In the period between 1999 and 2002, Jorn Almberg and Kristian Skarbo compiled a database which consists of recordings and phonetic transcriptions of translations of the fable 'The North Wind and the Sun' in about fifty Norwegian dialects. On the basis of fifteen of these recordings, Charlotte Gooskens carried out a perception experiment (Gooskens and Heeringa, 2004). In this experiment she investigated the distances between the fifteen dialects as perceived by the speakers themselves. On the basis of the phonetic transcriptions, Wilbert Heeringa (2004) measured computational linguistic distances between the fifteen Norwegian varieties (Gooskens and Heeringa, 2004). Distances were calculated by means of Levenshtein distance, which finds the minimum cost of changing one pronunciation into another by inserting, substituting or deleting phonetic segments. Gooskens and Heeringa (2004) correlated the perceptual distances with these computational distances and found a significant correlation of r=0.67. In the computational distances, pronunciational, lexical, and morphological variation is processed, but these levels are not studied separately.
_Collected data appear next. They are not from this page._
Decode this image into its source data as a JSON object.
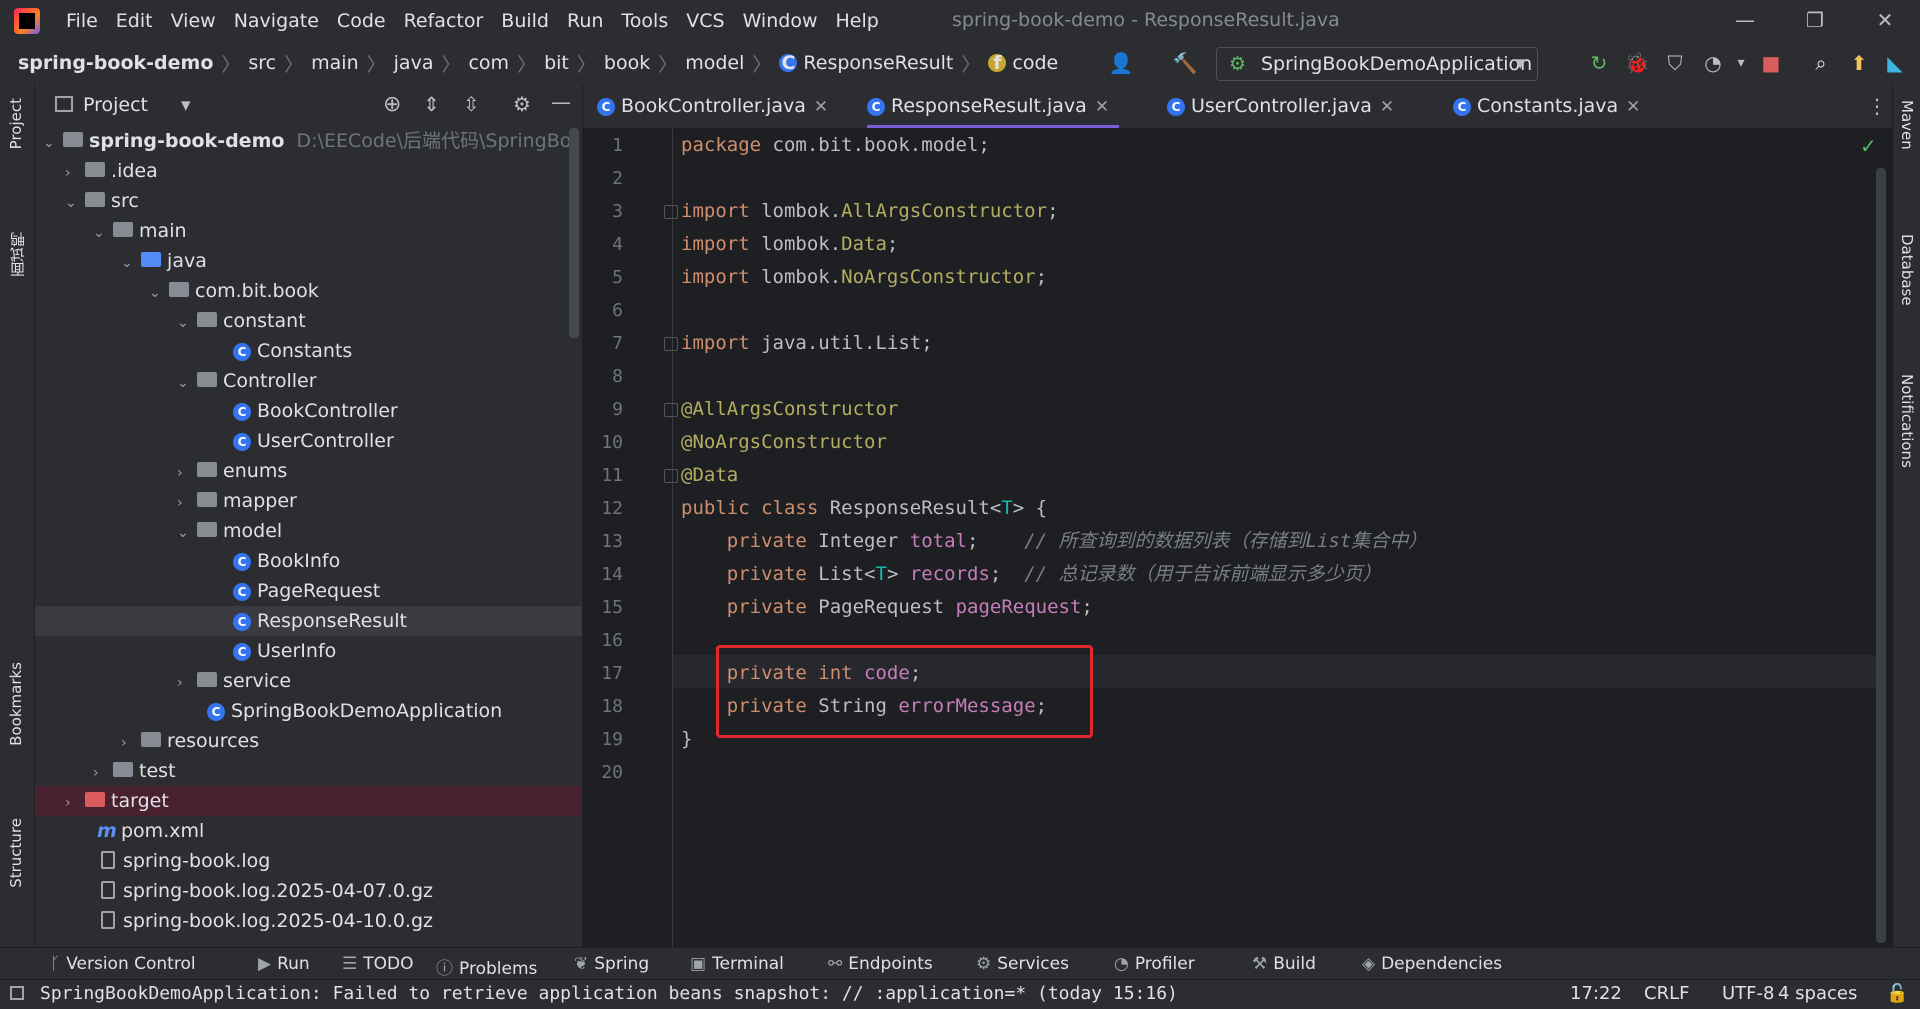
{
  "window": {
    "title": "spring-book-demo - ResponseResult.java",
    "menu": [
      "File",
      "Edit",
      "View",
      "Navigate",
      "Code",
      "Refactor",
      "Build",
      "Run",
      "Tools",
      "VCS",
      "Window",
      "Help"
    ]
  },
  "breadcrumb": [
    "spring-book-demo",
    "src",
    "main",
    "java",
    "com",
    "bit",
    "book",
    "model",
    "ResponseResult",
    "code"
  ],
  "run_config": "SpringBookDemoApplication",
  "left_stripe": [
    "Project",
    "面试鸭",
    "Bookmarks",
    "Structure"
  ],
  "right_stripe": [
    "Maven",
    "Database",
    "Notifications"
  ],
  "project": {
    "title": "Project",
    "root": "spring-book-demo",
    "root_path": "D:\\EECode\\后端代码\\SpringBo",
    "tree": [
      {
        "label": ".idea"
      },
      {
        "label": "src"
      },
      {
        "label": "main"
      },
      {
        "label": "java"
      },
      {
        "label": "com.bit.book"
      },
      {
        "label": "constant"
      },
      {
        "label": "Constants"
      },
      {
        "label": "Controller"
      },
      {
        "label": "BookController"
      },
      {
        "label": "UserController"
      },
      {
        "label": "enums"
      },
      {
        "label": "mapper"
      },
      {
        "label": "model"
      },
      {
        "label": "BookInfo"
      },
      {
        "label": "PageRequest"
      },
      {
        "label": "ResponseResult"
      },
      {
        "label": "UserInfo"
      },
      {
        "label": "service"
      },
      {
        "label": "SpringBookDemoApplication"
      },
      {
        "label": "resources"
      },
      {
        "label": "test"
      },
      {
        "label": "target"
      },
      {
        "label": "pom.xml"
      },
      {
        "label": "spring-book.log"
      },
      {
        "label": "spring-book.log.2025-04-07.0.gz"
      },
      {
        "label": "spring-book.log.2025-04-10.0.gz"
      }
    ]
  },
  "editor": {
    "tabs": [
      "BookController.java",
      "ResponseResult.java",
      "UserController.java",
      "Constants.java"
    ],
    "active_tab": "ResponseResult.java",
    "line_numbers": [
      "1",
      "2",
      "3",
      "4",
      "5",
      "6",
      "7",
      "8",
      "9",
      "10",
      "11",
      "12",
      "13",
      "14",
      "15",
      "16",
      "17",
      "18",
      "19",
      "20"
    ],
    "code": {
      "l1_kw": "package",
      "l1_rest": " com.bit.book.model;",
      "l3_kw": "import",
      "l3_a": " lombok.",
      "l3_b": "AllArgsConstructor",
      "l3_c": ";",
      "l4_kw": "import",
      "l4_a": " lombok.",
      "l4_b": "Data",
      "l4_c": ";",
      "l5_kw": "import",
      "l5_a": " lombok.",
      "l5_b": "NoArgsConstructor",
      "l5_c": ";",
      "l7_kw": "import",
      "l7_rest": " java.util.List;",
      "l9": "@AllArgsConstructor",
      "l10": "@NoArgsConstructor",
      "l11": "@Data",
      "l12_kw": "public class",
      "l12_a": " ResponseResult<",
      "l12_t": "T",
      "l12_b": "> {",
      "l13_kw": "    private",
      "l13_a": " Integer ",
      "l13_f": "total",
      "l13_b": ";    ",
      "l13_c": "// 所查询到的数据列表（存储到List集合中）",
      "l14_kw": "    private",
      "l14_a": " List<",
      "l14_t": "T",
      "l14_b": "> ",
      "l14_f": "records",
      "l14_s": ";  ",
      "l14_c": "// 总记录数（用于告诉前端显示多少页）",
      "l15_kw": "    private",
      "l15_a": " PageRequest ",
      "l15_f": "pageRequest",
      "l15_b": ";",
      "l17_kw": "    private int",
      "l17_sp": " ",
      "l17_f": "code",
      "l17_b": ";",
      "l18_kw": "    private",
      "l18_a": " String ",
      "l18_f": "errorMessage",
      "l18_b": ";",
      "l19": "}"
    }
  },
  "bottom_tools": [
    "Version Control",
    "Run",
    "TODO",
    "Problems",
    "Spring",
    "Terminal",
    "Endpoints",
    "Services",
    "Profiler",
    "Build",
    "Dependencies"
  ],
  "status": {
    "message": "SpringBookDemoApplication: Failed to retrieve application beans snapshot: // :application=* (today 15:16)",
    "position": "17:22",
    "line_sep": "CRLF",
    "encoding": "UTF-8",
    "indent": "4 spaces"
  },
  "colors": {
    "accent_tab": "#7a5bd8",
    "highlight_box": "#e0292f",
    "keyword": "#cf8e6d",
    "annotation": "#b3ae60",
    "field": "#c77dbb"
  }
}
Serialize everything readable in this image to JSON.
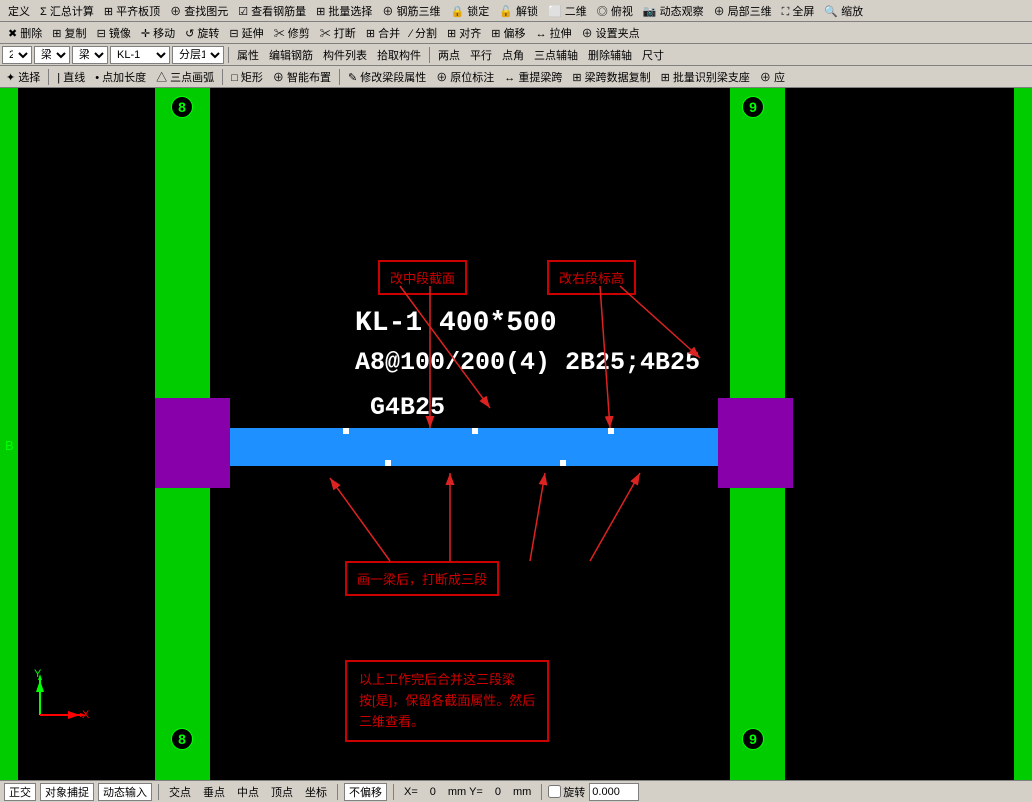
{
  "menubar1": {
    "items": [
      {
        "label": "定义",
        "icon": ""
      },
      {
        "label": "Σ 汇总计算",
        "icon": ""
      },
      {
        "label": "⊞ 平齐板顶",
        "icon": ""
      },
      {
        "label": "⊕ 查找图元",
        "icon": ""
      },
      {
        "label": "☑ 查看钢筋量",
        "icon": ""
      },
      {
        "label": "⊞ 批量选择",
        "icon": ""
      },
      {
        "label": "⊕ 钢筋三维",
        "icon": ""
      },
      {
        "label": "🔒 锁定",
        "icon": ""
      },
      {
        "label": "🔓 解锁",
        "icon": ""
      },
      {
        "label": "⬜ 二维",
        "icon": ""
      },
      {
        "label": "◎ 俯视",
        "icon": ""
      },
      {
        "label": "📷 动态观察",
        "icon": ""
      },
      {
        "label": "⊕ 局部三维",
        "icon": ""
      },
      {
        "label": "⛶ 全屏",
        "icon": ""
      },
      {
        "label": "🔍 缩放",
        "icon": ""
      }
    ]
  },
  "menubar2": {
    "items": [
      {
        "label": "✖ 删除"
      },
      {
        "label": "⊞ 复制"
      },
      {
        "label": "⊟ 镜像"
      },
      {
        "label": "✛ 移动"
      },
      {
        "label": "↺ 旋转"
      },
      {
        "label": "⊟ 延伸"
      },
      {
        "label": "✂ 修剪"
      },
      {
        "label": "✂ 打断"
      },
      {
        "label": "⊞ 合并"
      },
      {
        "label": "∕ 分割"
      },
      {
        "label": "⊞ 对齐"
      },
      {
        "label": "⊞ 偏移"
      },
      {
        "label": "↔ 拉伸"
      },
      {
        "label": "⊕ 设置夹点"
      }
    ]
  },
  "menubar3": {
    "layer_num": "2",
    "beam_type": "梁",
    "beam_type2": "梁",
    "beam_id": "KL-1",
    "layer": "分层1",
    "buttons": [
      {
        "label": "属性"
      },
      {
        "label": "编辑钢筋"
      },
      {
        "label": "构件列表"
      },
      {
        "label": "拾取构件"
      },
      {
        "label": "两点"
      },
      {
        "label": "平行"
      },
      {
        "label": "点角"
      },
      {
        "label": "三点辅轴"
      },
      {
        "label": "删除辅轴"
      },
      {
        "label": "尺寸"
      }
    ]
  },
  "menubar4": {
    "items": [
      {
        "label": "✦ 选择"
      },
      {
        "label": "| 直线"
      },
      {
        "label": "• 点加长度"
      },
      {
        "label": "△ 三点画弧"
      },
      {
        "label": "□ 矩形"
      },
      {
        "label": "⊕ 智能布置"
      },
      {
        "label": "✎ 修改梁段属性"
      },
      {
        "label": "⊕ 原位标注"
      },
      {
        "label": "↔ 重提梁跨"
      },
      {
        "label": "⊞ 梁跨数据复制"
      },
      {
        "label": "⊞ 批量识别梁支座"
      },
      {
        "label": "⊕ 应"
      }
    ]
  },
  "canvas": {
    "beam_label_line1": "KL-1 400*500",
    "beam_label_line2": "A8@100/200(4) 2B25;4B25",
    "beam_label_line3": "G4B25",
    "annotation1": "改中段截面",
    "annotation2": "改右段标高",
    "annotation3": "画一梁后，打断成三段",
    "info_box_text": "以上工作完后合并这三段梁\n按[是]，保留各截面属性。然后\n三维查看。",
    "grid_num_tl": "8",
    "grid_num_tr": "9",
    "grid_num_bl": "8",
    "grid_num_br": "9",
    "axis_label": "B"
  },
  "statusbar": {
    "items": [
      {
        "label": "正交",
        "active": true
      },
      {
        "label": "对象捕捉",
        "active": true
      },
      {
        "label": "动态输入",
        "active": true
      },
      {
        "label": "交点",
        "active": false
      },
      {
        "label": "垂点",
        "active": false
      },
      {
        "label": "中点",
        "active": false
      },
      {
        "label": "顶点",
        "active": false
      },
      {
        "label": "坐标",
        "active": false
      },
      {
        "label": "不偏移",
        "active": true
      }
    ],
    "coord_x": "X=",
    "coord_val_x": "0",
    "coord_y": "mm  Y=",
    "coord_val_y": "0",
    "coord_unit": "mm",
    "rotate_label": "旋转",
    "rotate_val": "0.000"
  }
}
The contribution of this article is that we measure pronunciational, lexical, and prosodic distances separately. Within pronunciational distances we distinguish between consonants and vowels on the one hand, and between substitutions and insertions/deletions on the other hand. When correlating the separate levels with perception and using multiple linear regression analyses we found that pronunciation is most important in perception and especially vowel substitutions play a major role.